First, let’s set up some numpy
arrays:
>>> terms1, terms2 = contraction1.split(','), contraction2.split(',')
>>> terms = set((*terms1, *terms2))
>>> terms
{'ab', 'cda', 'cde', 'dca', 'eb'}
>>> import numpy as np
>>> np_arrays = {s: np.random.randn(*(sizes[c] for c in s)) for s in terms}
>>> # filter the arrays needed for each expression
>>> np_ops1 = [np_arrays[s] for s in terms1]
>>> np_ops2 = [np_arrays[s] for s in terms2]
Typically we would compute these expressions separately:
>>> oe.contract(contraction1, *np_ops1)
array(114.78314052)
>>> oe.contract(contraction2, *np_ops2)
array(-75.55902751)
However, if we use dask arrays we can combine the two operations, so let’s set those up:
>>> import dask.array as da
>>> da_arrays = {s: da.from_array(np_arrays[s], chunks=1000, name=s) for s in inputs}
>>> da_arrays
{'ab': dask.array<ab, shape=(10, 10), dtype=float64, chunksize=(10, 10)>,
'cda': dask.array<cda, shape=(10, 10, 10), dtype=float64, chunksize=(10, 10, 10)>,
'cde': dask.array<cde, shape=(10, 10, 10), dtype=float64, chunksize=(10, 10, 10)>,
'dca': dask.array<dca, shape=(10, 10, 10), dtype=float64, chunksize=(10, 10, 10)>,
'eb': dask.array<eb, shape=(10, 10), dtype=float64, chunksize=(10, 10)>}
>>> da_ops1 = [da_arrays[s] for s in terms1]
>>> da_ops2 = [da_arrays[s] for s in terms2]
Note chunks
is a required argument relating to how the arrays are stored (see array-creation).

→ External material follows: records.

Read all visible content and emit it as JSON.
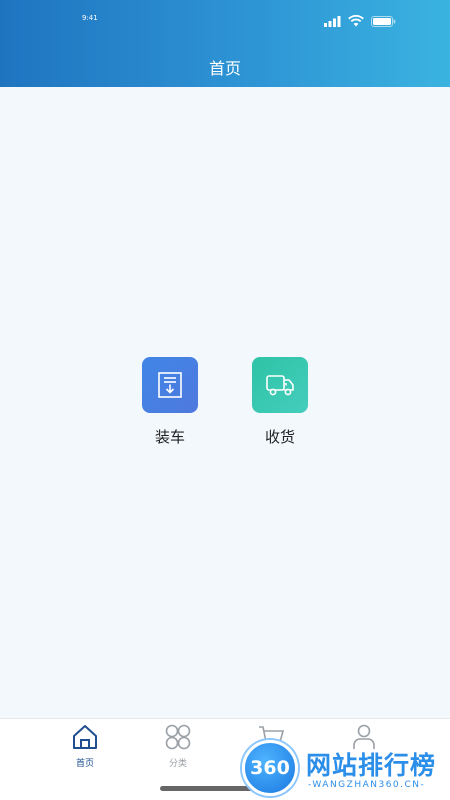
{
  "status_bar": {
    "time": "9:41"
  },
  "header": {
    "title": "首页"
  },
  "tiles": [
    {
      "label": "装车",
      "icon": "download-box-icon",
      "color": "#4a82e4"
    },
    {
      "label": "收货",
      "icon": "truck-icon",
      "color": "#36c6ad"
    }
  ],
  "tabbar": {
    "items": [
      {
        "label": "首页",
        "icon": "home-icon",
        "active": true
      },
      {
        "label": "分类",
        "icon": "grid-icon",
        "active": false
      },
      {
        "label": "",
        "icon": "cart-icon",
        "active": false
      },
      {
        "label": "",
        "icon": "user-icon",
        "active": false
      }
    ]
  },
  "watermark": {
    "badge": "360",
    "text": "网站排行榜",
    "sub": "-WANGZHAN360.CN-"
  },
  "colors": {
    "header_start": "#1f74c0",
    "header_end": "#3ab3e0",
    "active_tab": "#1f4f8f"
  }
}
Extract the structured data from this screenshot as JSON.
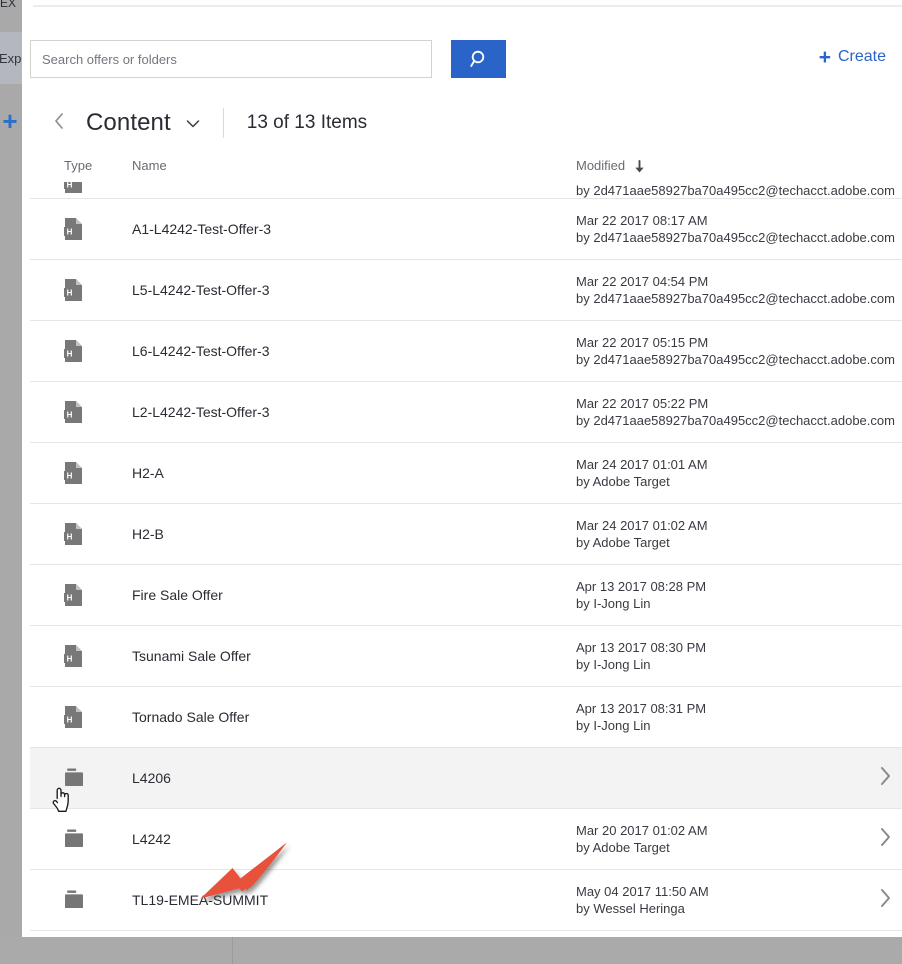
{
  "rail": {
    "label_top": "EX",
    "label_exp": "Exp",
    "plus": "+"
  },
  "search": {
    "placeholder": "Search offers or folders",
    "value": "",
    "button_icon": "search-icon"
  },
  "create": {
    "label": "Create",
    "plus": "+"
  },
  "breadcrumb": {
    "back_icon": "chevron-left-icon",
    "title": "Content",
    "caret_icon": "chevron-down-icon",
    "count": "13 of 13 Items"
  },
  "table": {
    "columns": {
      "type": "Type",
      "name": "Name",
      "modified": "Modified",
      "sort_icon": "arrow-down-icon"
    },
    "rows": [
      {
        "icon": "html-file-icon",
        "name": "",
        "modified_date": "",
        "modified_by": "by 2d471aae58927ba70a495cc2@techacct.adobe.com",
        "clipped": true,
        "selected": false,
        "has_chevron": false
      },
      {
        "icon": "html-file-icon",
        "name": "A1-L4242-Test-Offer-3",
        "modified_date": "Mar 22 2017  08:17 AM",
        "modified_by": "by 2d471aae58927ba70a495cc2@techacct.adobe.com",
        "clipped": false,
        "selected": false,
        "has_chevron": false
      },
      {
        "icon": "html-file-icon",
        "name": "L5-L4242-Test-Offer-3",
        "modified_date": "Mar 22 2017  04:54 PM",
        "modified_by": "by 2d471aae58927ba70a495cc2@techacct.adobe.com",
        "clipped": false,
        "selected": false,
        "has_chevron": false
      },
      {
        "icon": "html-file-icon",
        "name": "L6-L4242-Test-Offer-3",
        "modified_date": "Mar 22 2017  05:15 PM",
        "modified_by": "by 2d471aae58927ba70a495cc2@techacct.adobe.com",
        "clipped": false,
        "selected": false,
        "has_chevron": false
      },
      {
        "icon": "html-file-icon",
        "name": "L2-L4242-Test-Offer-3",
        "modified_date": "Mar 22 2017  05:22 PM",
        "modified_by": "by 2d471aae58927ba70a495cc2@techacct.adobe.com",
        "clipped": false,
        "selected": false,
        "has_chevron": false
      },
      {
        "icon": "html-file-icon",
        "name": "H2-A",
        "modified_date": "Mar 24 2017  01:01 AM",
        "modified_by": "by Adobe Target",
        "clipped": false,
        "selected": false,
        "has_chevron": false
      },
      {
        "icon": "html-file-icon",
        "name": "H2-B",
        "modified_date": "Mar 24 2017  01:02 AM",
        "modified_by": "by Adobe Target",
        "clipped": false,
        "selected": false,
        "has_chevron": false
      },
      {
        "icon": "html-file-icon",
        "name": "Fire Sale Offer",
        "modified_date": "Apr 13 2017  08:28 PM",
        "modified_by": "by I-Jong Lin",
        "clipped": false,
        "selected": false,
        "has_chevron": false
      },
      {
        "icon": "html-file-icon",
        "name": "Tsunami Sale Offer",
        "modified_date": "Apr 13 2017  08:30 PM",
        "modified_by": "by I-Jong Lin",
        "clipped": false,
        "selected": false,
        "has_chevron": false
      },
      {
        "icon": "html-file-icon",
        "name": "Tornado Sale Offer",
        "modified_date": "Apr 13 2017  08:31 PM",
        "modified_by": "by I-Jong Lin",
        "clipped": false,
        "selected": false,
        "has_chevron": false
      },
      {
        "icon": "folder-icon",
        "name": "L4206",
        "modified_date": "",
        "modified_by": "",
        "clipped": false,
        "selected": true,
        "has_chevron": true
      },
      {
        "icon": "folder-icon",
        "name": "L4242",
        "modified_date": "Mar 20 2017  01:02 AM",
        "modified_by": "by Adobe Target",
        "clipped": false,
        "selected": false,
        "has_chevron": true
      },
      {
        "icon": "folder-icon",
        "name": "TL19-EMEA-SUMMIT",
        "modified_date": "May 04 2017  11:50 AM",
        "modified_by": "by Wessel Heringa",
        "clipped": false,
        "selected": false,
        "has_chevron": true
      }
    ]
  },
  "annotation": {
    "arrow_color": "#e8513a",
    "cursor_icon": "pointer-hand-cursor"
  },
  "colors": {
    "accent_blue": "#2a64c8",
    "rail_gray": "#a9a9a9",
    "row_selected": "#f3f3f3",
    "border": "#e6e6e6",
    "text_primary": "#2b2b34",
    "text_secondary": "#6b6b74",
    "icon_gray": "#767676"
  }
}
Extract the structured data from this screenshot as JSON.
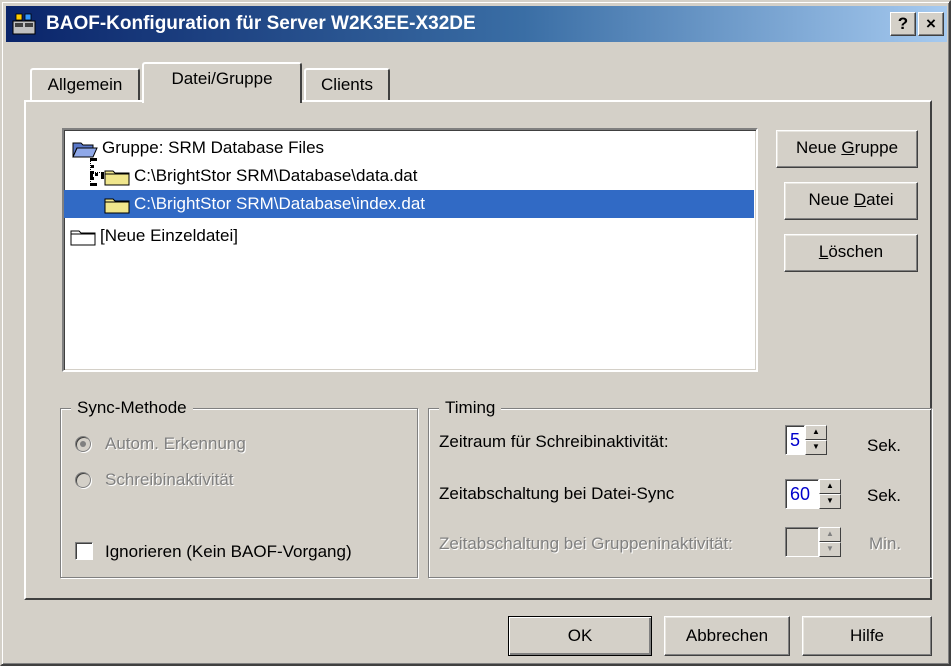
{
  "window": {
    "title": "BAOF-Konfiguration für Server W2K3EE-X32DE",
    "help_btn": "?",
    "close_btn": "×"
  },
  "tabs": [
    {
      "label": "Allgemein",
      "active": false
    },
    {
      "label": "Datei/Gruppe",
      "active": true
    },
    {
      "label": "Clients",
      "active": false
    }
  ],
  "tree": {
    "items": [
      {
        "label": "Gruppe: SRM Database Files",
        "icon": "open-folder-icon",
        "selected": false
      },
      {
        "label": "C:\\BrightStor SRM\\Database\\data.dat",
        "icon": "folder-icon",
        "selected": false
      },
      {
        "label": "C:\\BrightStor SRM\\Database\\index.dat",
        "icon": "folder-icon",
        "selected": true
      },
      {
        "label": "[Neue Einzeldatei]",
        "icon": "empty-folder-icon",
        "selected": false
      }
    ]
  },
  "side_buttons": {
    "new_group_pre": "Neue ",
    "new_group_key": "G",
    "new_group_post": "ruppe",
    "new_file_pre": "Neue ",
    "new_file_key": "D",
    "new_file_post": "atei",
    "delete_key": "L",
    "delete_post": "öschen"
  },
  "sync": {
    "title": "Sync-Methode",
    "option_auto": "Autom. Erkennung",
    "option_write": "Schreibinaktivität",
    "ignore_label": "Ignorieren (Kein BAOF-Vorgang)"
  },
  "timing": {
    "title": "Timing",
    "write_label": "Zeitraum für Schreibinaktivität:",
    "write_value": "5",
    "write_unit": "Sek.",
    "sync_label": "Zeitabschaltung bei Datei-Sync",
    "sync_value": "60",
    "sync_unit": "Sek.",
    "group_label": "Zeitabschaltung bei Gruppeninaktivität:",
    "group_value": "",
    "group_unit": "Min."
  },
  "footer": {
    "ok": "OK",
    "cancel": "Abbrechen",
    "help": "Hilfe"
  },
  "colors": {
    "title_gradient_start": "#0a246a",
    "selection": "#316ac5",
    "folder_yellow": "#f0e68c"
  }
}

Now we can perform the contraction:
>>> # these won't be immediately evaluated
>>> dy1 = oe.contract(contraction1, *da_ops1, backend='dask')
>>> dy2 = oe.contract(contraction2, *da_ops2, backend='dask')
>>> # wrap them in delayed to combine them into the same computation
>>> from dask import delayed
>>> dy = delayed([dy1, dy2])
>>> dy
Delayed('list-3af82335-b75e-47d6-b800-68490fc865fd')
As suggested by the name Delayed
, we have a placeholder for the result
so far. When we want to perform the computation we can call:
>>> dy.compute()
[114.78314052155015, -75.55902750513113]
The above matches the canonical numpy result. The computation can even be handled by various schedulers - see scheduling. Finally, to check we are reusing intermediaries, we can view the task graph generated for the computation:
>>> dy.visualize(optimize_graph=True)
Note
For sharing intermediates with other backends see Sharing Intermediates. Dask graphs are particularly useful for reusing intermediates beyond just contractions and can allow additional parallelization.